Today, the clergyman laughs about being told not to "stir it up" and wonders how he could have made the situation worse when his parishioners were being intimidated, facing financial ruin and being attacked by the Catholic clergy and hierarchy in the press and from the pulpit. The open hostility they faced is encapsulated in Fisher's description of meeting with Fr Stafford in the curate's home.
"He said 'Sit down', rather peremptorily I thought," remembers Fisher. "I said 'Thank you'. I sat down and the next thing I was at the table sitting down and his fist came down with great force in front of my nose."
"He said, 'You are to go to Belfast and see a solicitor and bring back Mrs Cloney's children'. I had no idea whether she was in Belfast or in England, no clue. I said, 'I have no intention of going to the North of Ireland, to Belfast. My duty is here with my people, my parishioners. I've no intention, but thank you for your hospitality'."
There were those in the Church of Ireland who sympathised with Sheila Cloney's plight and the injustice of the Ne Temeredecree. "Conscience is a troublesome little instrument and I am not surprised that some people escape worrying by leaving theirs to the guidance of the bishops," a letter writer to The Irish Timesbegan, before adding that he would not be following the advice of the Church of Ireland hierarchy. "They say that certain people, having promised to do so, ought to abandon their children to indoctrination by what they believe to be false and baneful doctrines."

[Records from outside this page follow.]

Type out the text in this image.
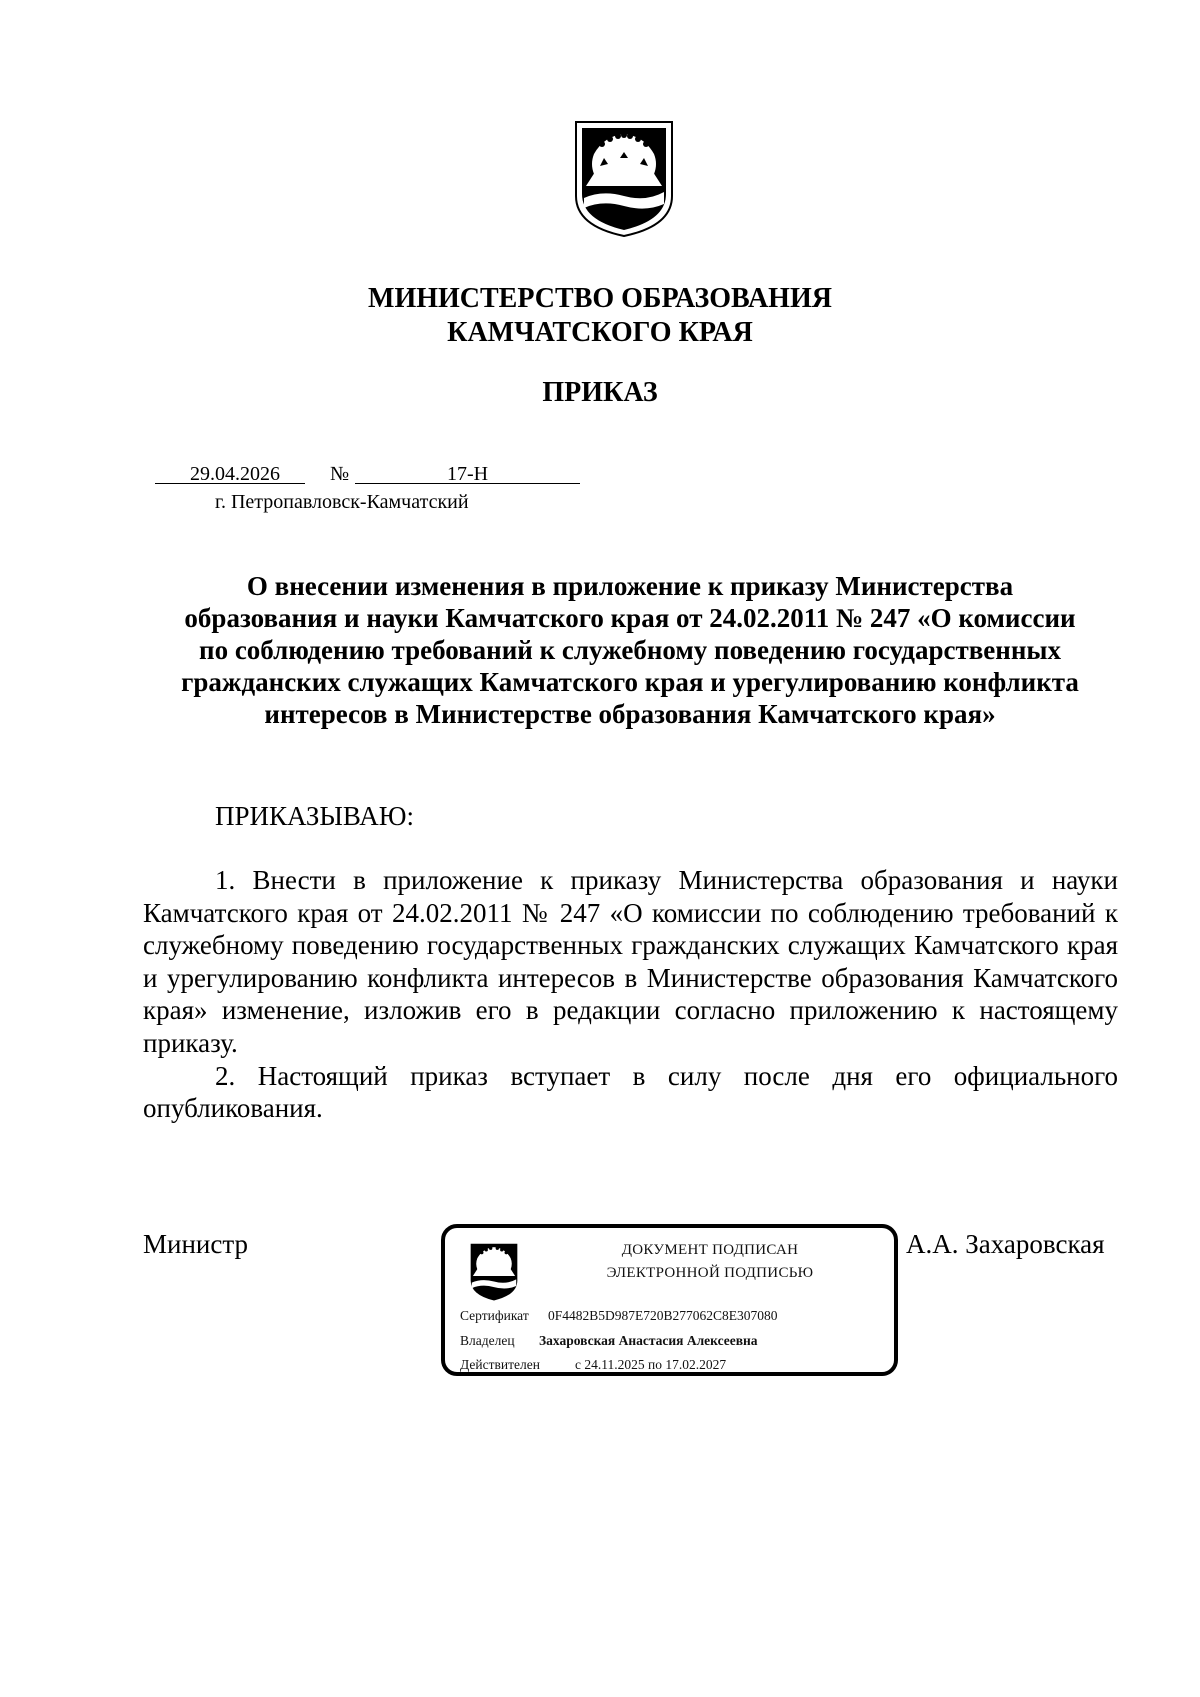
МИНИСТЕРСТВО ОБРАЗОВАНИЯ
КАМЧАТСКОГО КРАЯ
ПРИКАЗ
29.04.2026	№	17-Н
г. Петропавловск-Камчатский
О внесении изменения в приложение к приказу Министерства
образования и науки Камчатского края от 24.02.2011 № 247 «О комиссии
по соблюдению требований к служебному поведению государственных
гражданских служащих Камчатского края и урегулированию конфликта
интересов в Министерстве образования Камчатского края»
ПРИКАЗЫВАЮ:

1. Внести в приложение к приказу Министерства образования и науки Камчатского края от 24.02.2011 № 247 «О комиссии по соблюдению требований к служебному поведению государственных гражданских служащих Камчатского края и урегулированию конфликта интересов в Министерстве образования Камчатского края» изменение, изложив его в редакции согласно приложению к настоящему приказу.

2. Настоящий приказ вступает в силу после дня его официального опубликования.

Министр	А.А. Захаровская
ДОКУМЕНТ ПОДПИСАН
ЭЛЕКТРОННОЙ ПОДПИСЬЮ
Сертификат 0F4482B5D987E720B277062C8E307080
Владелец Захаровская Анастасия Алексеевна
Действителен	с 24.11.2025 по 17.02.2027
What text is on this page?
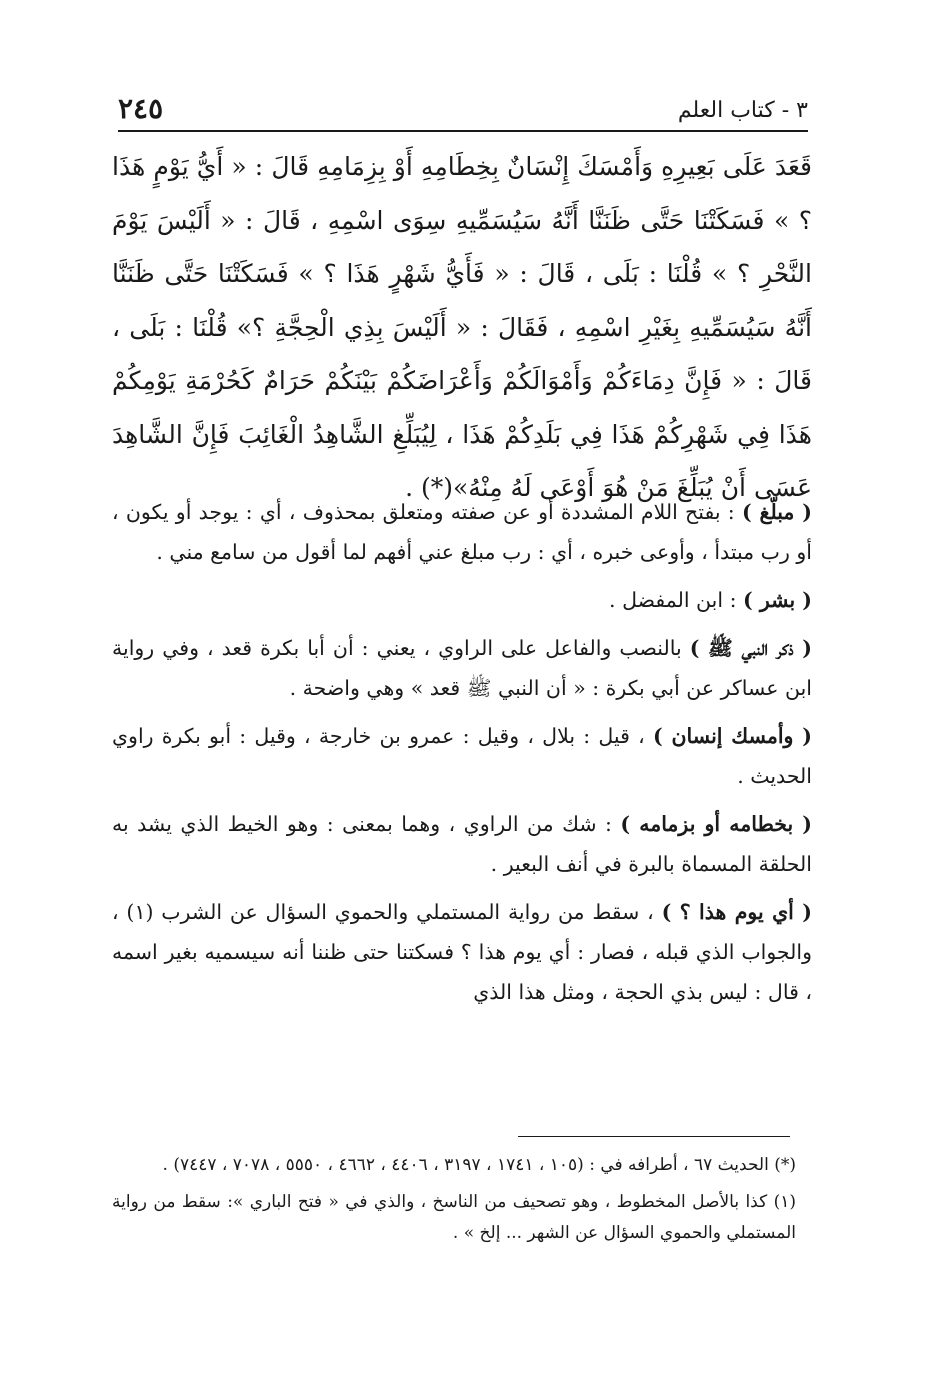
٣ - كتاب العلم
٢٤٥
قَعَدَ عَلَى بَعِيرِهِ وَأَمْسَكَ إِنْسَانٌ بِخِطَامِهِ أَوْ بِزِمَامِهِ قَالَ : « أَيُّ يَوْمٍ هَذَا ؟ » فَسَكَتْنَا حَتَّى ظَنَنَّا أَنَّهُ سَيُسَمِّيهِ سِوَى اسْمِهِ ، قَالَ : « أَلَيْسَ يَوْمَ النَّحْرِ ؟ » قُلْنَا : بَلَى ، قَالَ : « فَأَيُّ شَهْرٍ هَذَا ؟ » فَسَكَتْنَا حَتَّى ظَنَنَّا أَنَّهُ سَيُسَمِّيهِ بِغَيْرِ اسْمِهِ ، فَقَالَ : « أَلَيْسَ بِذِي الْحِجَّةِ ؟» قُلْنَا : بَلَى ، قَالَ : « فَإِنَّ دِمَاءَكُمْ وَأَمْوَالَكُمْ وَأَعْرَاضَكُمْ بَيْنَكُمْ حَرَامٌ كَحُرْمَةِ يَوْمِكُمْ هَذَا فِي شَهْرِكُمْ هَذَا فِي بَلَدِكُمْ هَذَا ، لِيُبَلِّغِ الشَّاهِدُ الْغَائِبَ فَإِنَّ الشَّاهِدَ عَسَى أَنْ يُبَلِّغَ مَنْ هُوَ أَوْعَى لَهُ مِنْهُ»(*) .

( مبلّغ ) : بفتح اللام المشددة أو عن صفته ومتعلق بمحذوف ، أي : يوجد أو يكون ، أو رب مبتدأ ، وأوعى خبره ، أي : رب مبلغ عني أفهم لما أقول من سامع مني .

( بشر ) : ابن المفضل .

( ذكر النبي ﷺ ) بالنصب والفاعل على الراوي ، يعني : أن أبا بكرة قعد ، وفي رواية ابن عساكر عن أبي بكرة : « أن النبي ﷺ قعد » وهي واضحة .

( وأمسك إنسان ) ، قيل : بلال ، وقيل : عمرو بن خارجة ، وقيل : أبو بكرة راوي الحديث .

( بخطامه أو بزمامه ) : شك من الراوي ، وهما بمعنى : وهو الخيط الذي يشد به الحلقة المسماة بالبرة في أنف البعير .

( أي يوم هذا ؟ ) ، سقط من رواية المستملي والحموي السؤال عن الشرب (١) ، والجواب الذي قبله ، فصار : أي يوم هذا ؟ فسكتنا حتى ظننا أنه سيسميه بغير اسمه ، قال : ليس بذي الحجة ، ومثل هذا الذي

(*) الحديث ٦٧ ، أطرافه في : (١٠٥ ، ١٧٤١ ، ٣١٩٧ ، ٤٤٠٦ ، ٤٦٦٢ ، ٥٥٥٠ ، ٧٠٧٨ ، ٧٤٤٧) .

(١) كذا بالأصل المخطوط ، وهو تصحيف من الناسخ ، والذي في « فتح الباري »: سقط من رواية المستملي والحموي السؤال عن الشهر ... إلخ » .
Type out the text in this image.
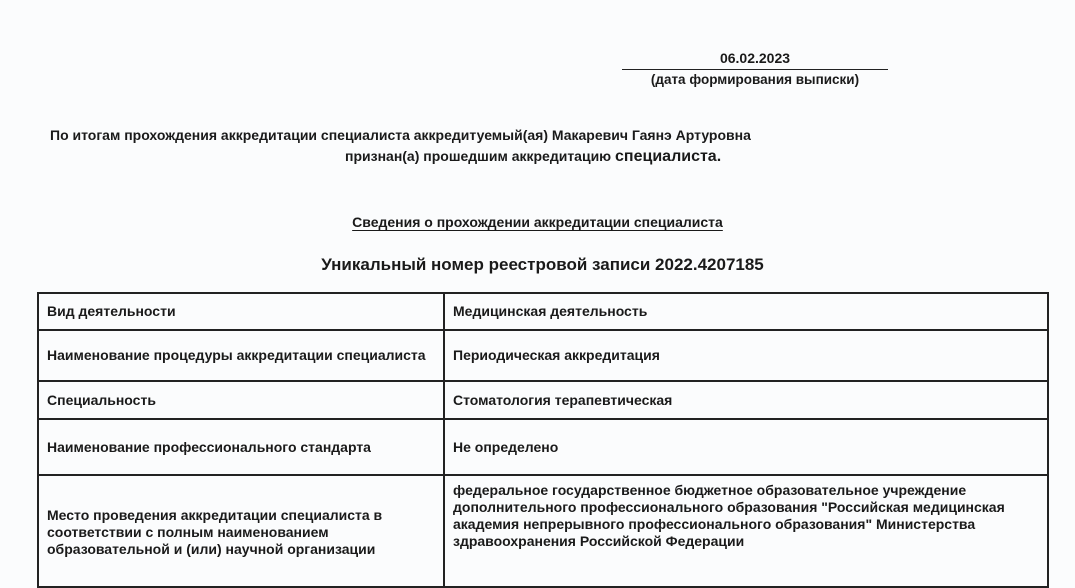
06.02.2023
(дата формирования выписки)
По итогам прохождения аккредитации специалиста аккредитуемый(ая) Макаревич Гаянэ Артуровна
признан(а) прошедшим аккредитацию специалиста.
Сведения о прохождении аккредитации специалиста
Уникальный номер реестровой записи 2022.4207185
Вид деятельности	Медицинская деятельность
Наименование процедуры аккредитации специалиста	Периодическая аккредитация
Специальность	Стоматология терапевтическая
Наименование профессионального стандарта	Не определено
Место проведения аккредитации специалиста в соответствии с полным наименованием образовательной и (или) научной организации	федеральное государственное бюджетное образовательное учреждение дополнительного профессионального образования "Российская медицинская академия непрерывного профессионального образования" Министерства здравоохранения Российской Федерации
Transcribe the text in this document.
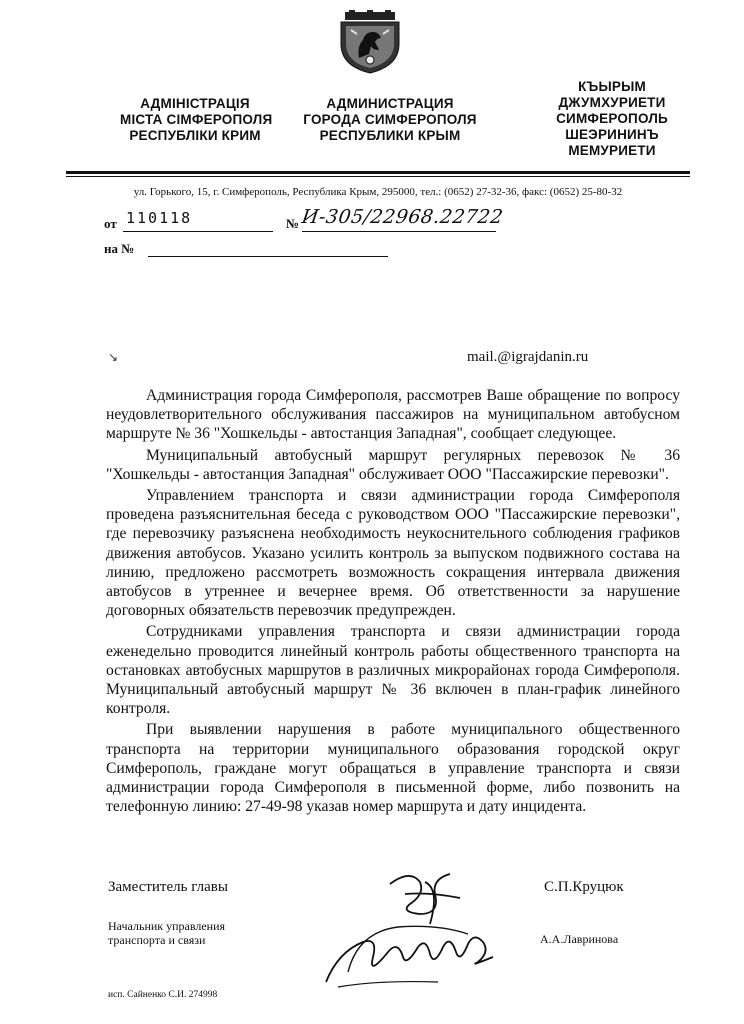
АДМІНІСТРАЦІЯ
МІСТА СІМФЕРОПОЛЯ
РЕСПУБЛІКИ КРИМ
АДМИНИСТРАЦИЯ
ГОРОДА СИМФЕРОПОЛЯ
РЕСПУБЛИКИ КРЫМ
КЪЫРЫМ
ДЖУМХУРИЕТИ
СИМФЕРОПОЛЬ
ШЕЭРИНИНЪ
МЕМУРИЕТИ
ул. Горького, 15, г. Симферополь, Республика Крым, 295000, тел.: (0652) 27-32-36, факс: (0652) 25-80-32
от 110118	№ И-305/22968.22722
на №
↘	mail.@igrajdanin.ru

Администрация города Симферополя, рассмотрев Ваше обращение по вопросу неудовлетворительного обслуживания пассажиров на муниципальном автобусном маршруте № 36 "Хошкельды - автостанция Западная", сообщает следующее.

Муниципальный автобусный маршрут регулярных перевозок № 36 "Хошкельды - автостанция Западная" обслуживает ООО "Пассажирские перевозки".

Управлением транспорта и связи администрации города Симферополя проведена разъяснительная беседа с руководством ООО "Пассажирские перевозки", где перевозчику разъяснена необходимость неукоснительного соблюдения графиков движения автобусов. Указано усилить контроль за выпуском подвижного состава на линию, предложено рассмотреть возможность сокращения интервала движения автобусов в утреннее и вечернее время. Об ответственности за нарушение договорных обязательств перевозчик предупрежден.

Сотрудниками управления транспорта и связи администрации города еженедельно проводится линейный контроль работы общественного транспорта на остановках автобусных маршрутов в различных микрорайонах города Симферополя. Муниципальный автобусный маршрут № 36 включен в план-график линейного контроля.

При выявлении нарушения в работе муниципального общественного транспорта на территории муниципального образования городской округ Симферополь, граждане могут обращаться в управление транспорта и связи администрации города Симферополя в письменной форме, либо позвонить на телефонную линию: 27-49-98 указав номер маршрута и дату инцидента.

Заместитель главы	С.П.Круцюк
Начальник управления
транспорта и связи	А.А.Лавринова
исп. Сайненко С.И. 274998
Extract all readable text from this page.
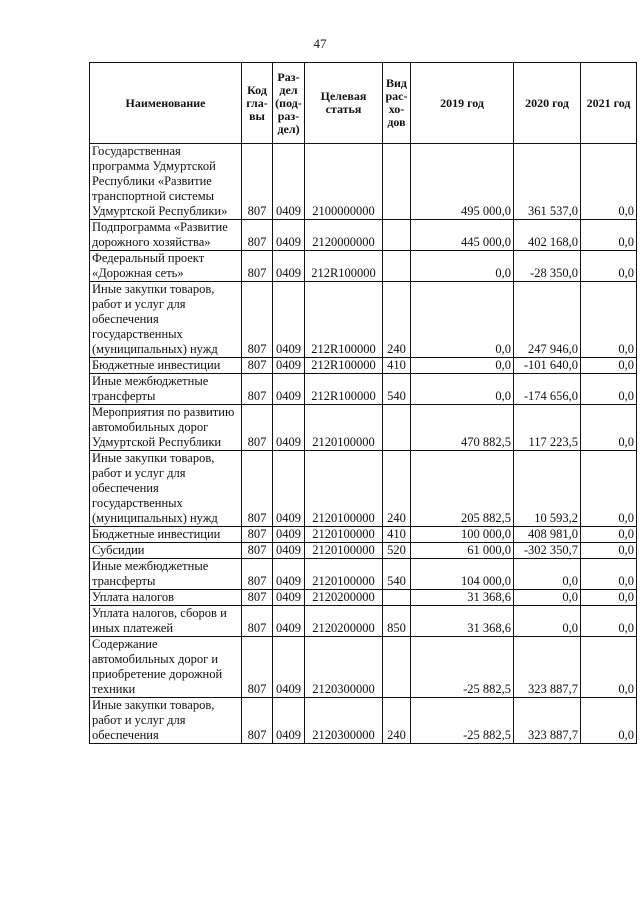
47
Наименование	Код гла-вы	Раз-дел (под-раз-дел)	Целевая статья	Вид рас-хо-дов	2019 год	2020 год	2021 год
Государственная программа Удмуртской Республики «Развитие транспортной системы Удмуртской Республики»	807	0409	2100000000		495 000,0	361 537,0	0,0
Подпрограмма «Развитие дорожного хозяйства»	807	0409	2120000000		445 000,0	402 168,0	0,0
Федеральный проект «Дорожная сеть»	807	0409	212R100000		0,0	-28 350,0	0,0
Иные закупки товаров, работ и услуг для обеспечения государственных (муниципальных) нужд	807	0409	212R100000	240	0,0	247 946,0	0,0
Бюджетные инвестиции	807	0409	212R100000	410	0,0	-101 640,0	0,0
Иные межбюджетные трансферты	807	0409	212R100000	540	0,0	-174 656,0	0,0
Мероприятия по развитию автомобильных дорог Удмуртской Республики	807	0409	2120100000		470 882,5	117 223,5	0,0
Иные закупки товаров, работ и услуг для обеспечения государственных (муниципальных) нужд	807	0409	2120100000	240	205 882,5	10 593,2	0,0
Бюджетные инвестиции	807	0409	2120100000	410	100 000,0	408 981,0	0,0
Субсидии	807	0409	2120100000	520	61 000,0	-302 350,7	0,0
Иные межбюджетные трансферты	807	0409	2120100000	540	104 000,0	0,0	0,0
Уплата налогов	807	0409	2120200000		31 368,6	0,0	0,0
Уплата налогов, сборов и иных платежей	807	0409	2120200000	850	31 368,6	0,0	0,0
Содержание автомобильных дорог и приобретение дорожной техники	807	0409	2120300000		-25 882,5	323 887,7	0,0
Иные закупки товаров, работ и услуг для обеспечения	807	0409	2120300000	240	-25 882,5	323 887,7	0,0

THE DEAN OFChrist Church Cathedral, EH Lewis-Crosby, wrote to Fisher enclosing a £3 cheque, "to assist your people in the evil boycott to which they are being subjected". He added: "I consider that you are holding the fort for us all. A defeat at Fethard will be a defeat for the church in the Republic."
Twenty years after the boycott, the writer Hubert Butler argued that "a great common gesture would have given us courage and confidence and arrested the sad slow Protestant decline. It would have reminded the northern Protestants that we belong together and that they belong to Ireland."
In the end, the Catholic Church called a halt when it recognised the boycott was causing adverse publicity, and Sheila and Sean Cloney were reconciled. But it was arguably the Church of Ireland that had suffered the worst damage.
As for Adrian and Pan Fisher, when they decided to leave Fethard in 1962, they found that no one was willing to have them and so the rector rejoined the British army.
"We tried other parishes and they all said, 'We don't want you because you might stir up or bring about a cursed boycott'," recalls Pan. "They were frightened of mutiny. They didn't want to be tainted."